I agree with your underlying point, but it's also important to point out that computers are also singularly wonderful in that it's usually much faster and easier to reverse failures, and then to diagnose and debug in a non-impactful manner.
To take your second example - if I could then flip the light switch back, and the pool reappeared, then I'd be miffed but not particularly annoyed (assuming I was able to fix that obvious-bug either myself or with an update in a timely fashion). If the pool stayed gone, then yeah, I'd be pissed.
Of course, that whole argument goes out the window when the tech in question isn't controlled by you. Which is often the case.
Tell that to the 346 people who perished because of negligent and (in my opinion, malicious in terms of regulatory deception) undocumented, uncommunicated programming of the speed trim system of the 737 MAX.
Or the folks who perished because of badly programmed software interlocks on the THERAC-25 radiotherapy machine.
Just knowing or figuring out to flip that switch may be an insurmountable barrier depending on the circumstances when a failure state occurs. Especially when the implementation is intentionally hidden so as to facilitate continued market value extraction opportunities from the happy accident of information asymmetry.
In wiring a house, there is a built in assumption that something could go wrong and disrupt the wiring. That's why we had fuses, and now circuit breakers, grounding, ground fault interrupters, metal conduit, etc.
All of these serve to limit the side effects of faults.
When you turn on a switch... it's part of a circuit which is current limited, and in fact there are several limits on that current, all the way back to the source... each designed to protect a link in the chain. Each of those breakers limits the capability to source current further downstream.
When you run a task in any modern OS, it runs with the full privileges of the user id with which it was launched. This is like hooking a generating station directly up to your floor lamp in the living room with no breakers. If the process has a fault, there is nothing the Operating System will do to prevent it from being used to subvert other parts of the system, there is no limit to what it can do.
There are systems that require you to specify how many resources a given task is to be allowed to access. It turns out that such systems can be just as user friendly as the ones we're used to, but they do require things be re-written because the ground assumptions in the security model are different.
Capability Based Security (also known as "Multi-Level Security) was born out of a need to have both Sensitive and Secret information shared on a computer that scheduled Air Traffic during the Vietnam Conflict. (If I remember the situation correctly) The flights themselves were sensitive, and the locations of the enemy radar were top secret (because people risked their lives spying to find them).
It was extremely important that information could not leak, and solutions were found, and work!
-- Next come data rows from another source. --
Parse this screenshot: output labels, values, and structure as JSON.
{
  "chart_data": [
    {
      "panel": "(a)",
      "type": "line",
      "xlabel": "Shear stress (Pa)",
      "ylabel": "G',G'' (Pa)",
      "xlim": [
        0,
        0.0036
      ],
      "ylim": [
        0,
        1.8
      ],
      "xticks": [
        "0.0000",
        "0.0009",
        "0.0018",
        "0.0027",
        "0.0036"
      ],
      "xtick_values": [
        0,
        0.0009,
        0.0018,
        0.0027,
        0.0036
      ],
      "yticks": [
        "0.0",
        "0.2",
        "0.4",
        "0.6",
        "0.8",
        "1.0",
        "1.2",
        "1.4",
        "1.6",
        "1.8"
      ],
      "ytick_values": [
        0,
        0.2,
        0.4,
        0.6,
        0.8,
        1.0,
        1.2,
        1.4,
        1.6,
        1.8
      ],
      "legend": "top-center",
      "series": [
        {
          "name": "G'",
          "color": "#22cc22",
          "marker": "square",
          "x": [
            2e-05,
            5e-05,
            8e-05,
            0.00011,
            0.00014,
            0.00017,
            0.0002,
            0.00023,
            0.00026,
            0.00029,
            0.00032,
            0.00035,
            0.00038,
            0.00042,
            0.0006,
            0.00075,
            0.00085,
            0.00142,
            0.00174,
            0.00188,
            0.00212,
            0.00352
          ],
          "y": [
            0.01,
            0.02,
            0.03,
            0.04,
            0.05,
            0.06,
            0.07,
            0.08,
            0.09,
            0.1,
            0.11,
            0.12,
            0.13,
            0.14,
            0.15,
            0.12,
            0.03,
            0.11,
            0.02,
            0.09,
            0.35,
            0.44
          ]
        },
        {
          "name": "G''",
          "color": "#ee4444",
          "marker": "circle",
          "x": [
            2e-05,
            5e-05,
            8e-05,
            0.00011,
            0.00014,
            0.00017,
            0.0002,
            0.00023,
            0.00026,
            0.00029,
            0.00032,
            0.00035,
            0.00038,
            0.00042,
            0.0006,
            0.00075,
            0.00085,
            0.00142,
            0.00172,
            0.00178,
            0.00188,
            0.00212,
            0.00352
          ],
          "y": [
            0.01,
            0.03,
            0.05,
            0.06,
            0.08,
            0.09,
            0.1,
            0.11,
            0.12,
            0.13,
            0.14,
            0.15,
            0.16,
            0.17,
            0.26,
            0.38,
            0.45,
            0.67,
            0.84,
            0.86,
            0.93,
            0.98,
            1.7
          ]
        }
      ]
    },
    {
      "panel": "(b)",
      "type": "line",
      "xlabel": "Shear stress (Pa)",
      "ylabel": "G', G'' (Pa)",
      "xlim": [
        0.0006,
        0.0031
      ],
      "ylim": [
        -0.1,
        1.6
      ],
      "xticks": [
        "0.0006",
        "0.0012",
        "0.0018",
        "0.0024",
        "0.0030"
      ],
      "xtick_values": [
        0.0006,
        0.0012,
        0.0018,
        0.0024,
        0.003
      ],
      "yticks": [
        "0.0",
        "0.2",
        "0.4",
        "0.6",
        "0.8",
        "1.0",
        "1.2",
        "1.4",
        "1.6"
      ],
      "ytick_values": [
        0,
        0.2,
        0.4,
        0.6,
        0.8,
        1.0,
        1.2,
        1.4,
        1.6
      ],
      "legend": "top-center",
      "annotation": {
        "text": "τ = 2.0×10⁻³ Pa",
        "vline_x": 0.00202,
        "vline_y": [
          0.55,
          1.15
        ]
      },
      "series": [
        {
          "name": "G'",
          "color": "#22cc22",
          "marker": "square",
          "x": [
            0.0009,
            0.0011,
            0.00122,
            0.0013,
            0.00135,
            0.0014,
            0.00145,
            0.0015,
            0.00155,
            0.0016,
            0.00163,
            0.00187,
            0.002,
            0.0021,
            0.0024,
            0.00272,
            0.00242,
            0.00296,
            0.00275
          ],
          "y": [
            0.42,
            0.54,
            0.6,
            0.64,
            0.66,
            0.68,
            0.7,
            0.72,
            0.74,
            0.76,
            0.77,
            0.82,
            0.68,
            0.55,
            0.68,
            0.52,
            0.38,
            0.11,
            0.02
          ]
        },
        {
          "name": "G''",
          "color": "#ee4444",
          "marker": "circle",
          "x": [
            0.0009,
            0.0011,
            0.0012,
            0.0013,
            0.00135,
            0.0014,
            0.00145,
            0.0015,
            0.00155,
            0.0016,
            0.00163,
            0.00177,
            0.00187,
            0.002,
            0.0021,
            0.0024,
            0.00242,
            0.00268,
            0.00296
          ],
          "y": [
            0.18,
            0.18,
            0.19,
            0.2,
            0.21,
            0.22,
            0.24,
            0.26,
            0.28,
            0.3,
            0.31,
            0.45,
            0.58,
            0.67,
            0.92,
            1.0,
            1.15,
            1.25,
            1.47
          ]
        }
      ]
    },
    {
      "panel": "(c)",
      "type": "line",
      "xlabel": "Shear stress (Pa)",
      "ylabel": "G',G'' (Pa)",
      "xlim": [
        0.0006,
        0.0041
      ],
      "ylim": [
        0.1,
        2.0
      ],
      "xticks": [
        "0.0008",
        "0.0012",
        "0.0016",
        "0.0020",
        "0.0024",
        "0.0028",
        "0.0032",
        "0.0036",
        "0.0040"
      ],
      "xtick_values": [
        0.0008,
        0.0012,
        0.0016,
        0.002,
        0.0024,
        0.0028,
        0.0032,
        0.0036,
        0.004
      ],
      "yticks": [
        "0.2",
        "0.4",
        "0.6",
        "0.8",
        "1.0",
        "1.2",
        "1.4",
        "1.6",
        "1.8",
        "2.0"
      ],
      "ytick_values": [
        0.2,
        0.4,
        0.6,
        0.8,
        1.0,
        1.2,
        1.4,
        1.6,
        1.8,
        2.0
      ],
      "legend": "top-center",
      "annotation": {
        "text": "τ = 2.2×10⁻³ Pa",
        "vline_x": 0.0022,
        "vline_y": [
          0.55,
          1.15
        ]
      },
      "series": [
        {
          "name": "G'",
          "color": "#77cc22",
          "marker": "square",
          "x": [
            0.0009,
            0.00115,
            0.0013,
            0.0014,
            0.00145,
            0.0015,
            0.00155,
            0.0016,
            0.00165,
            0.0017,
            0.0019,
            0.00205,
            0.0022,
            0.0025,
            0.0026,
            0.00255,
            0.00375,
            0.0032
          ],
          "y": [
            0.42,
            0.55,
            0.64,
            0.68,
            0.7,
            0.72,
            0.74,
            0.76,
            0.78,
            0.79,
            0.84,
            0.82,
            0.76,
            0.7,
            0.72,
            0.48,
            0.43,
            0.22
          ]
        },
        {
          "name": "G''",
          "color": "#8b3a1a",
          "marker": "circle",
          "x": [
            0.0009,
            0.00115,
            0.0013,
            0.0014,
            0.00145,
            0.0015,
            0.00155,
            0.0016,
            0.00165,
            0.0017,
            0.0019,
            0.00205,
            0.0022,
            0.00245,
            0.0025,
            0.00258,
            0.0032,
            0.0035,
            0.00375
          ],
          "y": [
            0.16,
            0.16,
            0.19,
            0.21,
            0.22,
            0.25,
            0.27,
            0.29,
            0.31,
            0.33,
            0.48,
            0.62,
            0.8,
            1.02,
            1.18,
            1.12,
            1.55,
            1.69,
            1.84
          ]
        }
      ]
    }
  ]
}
About 10 years ago, when I learned about this, and considered the scope of work required to make it available in general purpose Operating Systems, I estimated it would take 15 years until the need for Capability Based Security would be realized, and another 5 more or so until it was ready. I think we're on track.... 2025 people will start adopting it, and 2030 it will be the defacto way things are done.
Genode is a long standing project to bring this new type of security to the masses... I'm still waiting until the point I get to play with it... and have been for a while.
Things will get better... these types of tools, along with "information hiding", getting rid of raw pointers and other clever but dangerous tricks will help as well.
The problem with an increase in security is that it almost always comes with a tradeoff of higher complexity. Higher complexity means more difficulty tracing. It also means the state space of a general purpose machine ostensibly there to be configured to fulfill the user's goals is a priori heavily constrained.
Point being, I don't see a shift in the direction of security above usability or ease of mentally modeling doing anything but worsening the problem. I could be wrong on that though, but the last 20 or so years of further encroachment by industry on User's perogative to configure their machine as they like doesn't inspire great confidence in me.
I can say I'm totally reading up on that though. I hadn't heard of it before, and it sounds interesting.
Completely agree - hence why I said _usually_. Another example of irrevocable harm is when ML algorithms dictate some medical treatment or social program.
But, _usually_, it's easier to reverse some changed-data somewhere than it is to reverse an actual change-of-state in the physical world. At least, the inherent effort required to do so is less - but policies or obfuscation may make it harder.
To take your second example - if I could then flip the light switch back, and the pool reappeared, then I'd be miffed but not particularly annoyed (assuming I was able to fix that obvious-bug either myself or with an update in a timely fashion). If the pool stayed gone, then yeah, I'd be pissed.
Of course, that whole argument goes out the window when the tech in question isn't controlled by you. Which is often the case.